Originally posted on Cafe.com
When I was three years old, I asked my parents, “What happens to my head when I die?”
I didn’t mean my physical head, of course. I meant what’s inside my head: me, my consciousness. I was a deep thinker from an early age.
In particular, I’ve always been troubled by the idea that one day I’ll die. Whenever I think about it (late at night before going to sleep, usually), I get this horrible feeling in the pit of my stomach, a deep uneasiness like nothing else. I remember feeling this back when I was a kid, and though I can sleep with the lights off now, that feeling hasn't gone away.
Is fear of death rational?
In a quest to better understand why I’m so afraid of death, I decided I’d look into what the world’s deepest thinkers—the philosophers—had to say about the topic. I came across Shelly Kagan, a professor at Yale University who has an excellent course on death available online through Open Yale Courses. I seriously recommend it, if this is your thing.
When discussing fear of death, Kagan begins by asking the general question: What is fear, and when is it an appropriate emotion? It seems appropriate to be afraid of a lion that’s right in front of you, but probably not to be afraid of your childhood teddy bear. Kagan argues that in order for fear of something to make sense, three things have to be true:
First, the thing you’re afraid of has to be bad, or have the potential to harm you in some way. This is why it doesn’t make much sense to fear your teddy bear.
Second, there’s got to be a non-negligible chance of the bad thing happening. If you live in New York and you rarely leave the house, it would be a bit odd to live in constant fear of being eaten by a lion. If you’re on safari in Africa and wandering out beyond the recommended areas wearing Lady Gaga’s meat dress, that fear is a bit more rational.
Finally, Kagan argues, there needs to be some amount of uncertainty about whether the bad thing is going to happen to you.

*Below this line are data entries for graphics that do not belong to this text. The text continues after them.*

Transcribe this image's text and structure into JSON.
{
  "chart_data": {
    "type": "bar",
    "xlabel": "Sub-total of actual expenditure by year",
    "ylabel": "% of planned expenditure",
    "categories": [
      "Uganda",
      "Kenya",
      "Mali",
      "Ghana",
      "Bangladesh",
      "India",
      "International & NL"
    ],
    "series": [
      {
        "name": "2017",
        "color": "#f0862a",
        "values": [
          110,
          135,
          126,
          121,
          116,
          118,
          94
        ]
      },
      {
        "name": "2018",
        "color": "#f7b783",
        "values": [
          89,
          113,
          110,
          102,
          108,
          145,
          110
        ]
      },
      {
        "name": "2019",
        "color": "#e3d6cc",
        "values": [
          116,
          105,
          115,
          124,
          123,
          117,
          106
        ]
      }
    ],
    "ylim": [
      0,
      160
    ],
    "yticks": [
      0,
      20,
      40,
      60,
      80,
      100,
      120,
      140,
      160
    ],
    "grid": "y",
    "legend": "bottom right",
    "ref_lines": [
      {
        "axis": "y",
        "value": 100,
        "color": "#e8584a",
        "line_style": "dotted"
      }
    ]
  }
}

Given Kagan’s analysis, then, does it make sense to be afraid of death? It seems not. It might make sense to be afraid of the process of dying: to fear that it will be painful. Dying a painful death seems clearly bad, there’s some decent chance it will happen, and there’s uncertainty over how painful it will be. But to be afraid of being dead? Being dead isn’t inherently bad—it’s simply the absence of something good, which is different. Nor is death uncertain: Hard as it is to accept, we all know we are going to die one day.
How can you fear something you won't experience?
This argument reminded me of something I’ve heard a few people say about death. When I bring up the topic and ask how people feel about it (I’m a great person to have at a dinner party, honest), those who say they aren’t afraid often give the same explanation:
“What’s there to be afraid of?” they say. “You won’t be around to experience it! How can you be afraid of something you won’t experience?”
I get this, rationally, but somehow it doesn’t make me feel any better. Or maybe it does, very temporarily. I’m not going round every day worn down by an agonizing awareness of my own mortality. But when I start thinking about death again, really thinking about it in the dark of night (somehow everything is worse at nighttime, isn’t it?), I feel just as unsettled as I did before. Kagan’s argument had the same effect on me; it made sense to me rationally, yet I couldn’t quell the fear.
I'm not afraid, but...
It was at that point I realized: Kagan’s argument didn’t help me because it’s not death exactly that I’m afraid of. It’s the more the realization that one day I will die—the thought itself scares and disturbs me. It might even be that “fear” isn’t the right emotion to describe what I’m feeling.
To me, that I exist is the most fundamental thing; it is the one thing I take completely for granted on a daily basis. When I think about death, really think about death, it’s as if I undergo the biggest change in perspective possible—suddenly everything I know is wrong. The most fundamental thing I know most of the time—that I exist, that I am conscious—is suddenly fragile, contingent, something I can’t take as a given. I simply can’t wrap my head around that. It just freaks me out.
I’m not afraid of death in the same way I’m afraid of having some unpleasant experience. The feeling is completely different from the feeling I have when I think about singing in front of a crowd or being chased by a lion. Perhaps it doesn't even make sense to call this feeling “fear” at all. I don't necessarily feel fear in the way Kagan describes it, but I feel deeply disturbed and unsettled. Realizing that existence is contingent, that it could be over just like that, is deeply disturbing to me.
Is gratitude the only comfort?
It doesn’t help me much to be told that I shouldn’t fear death since I won’t be around to experience it, but I have found something that does help my distress: gratitude. The shift in perspective that comes with realizing you could very easily not exist at all naturally prompts a feeling of appreciation: that I am alive now, that I get to experience the world, that I ever lived at all. So now if death shows up in my mind, I still feel uneasy, but I also feel grateful.
It seems like Shelly Kagan and I can agree on that, at least, as he ends his lecture on fear of death: "It seems to me that the right emotional response isn’t fear, it isn’t anger, it’s gratitude that we’re able to be alive at all."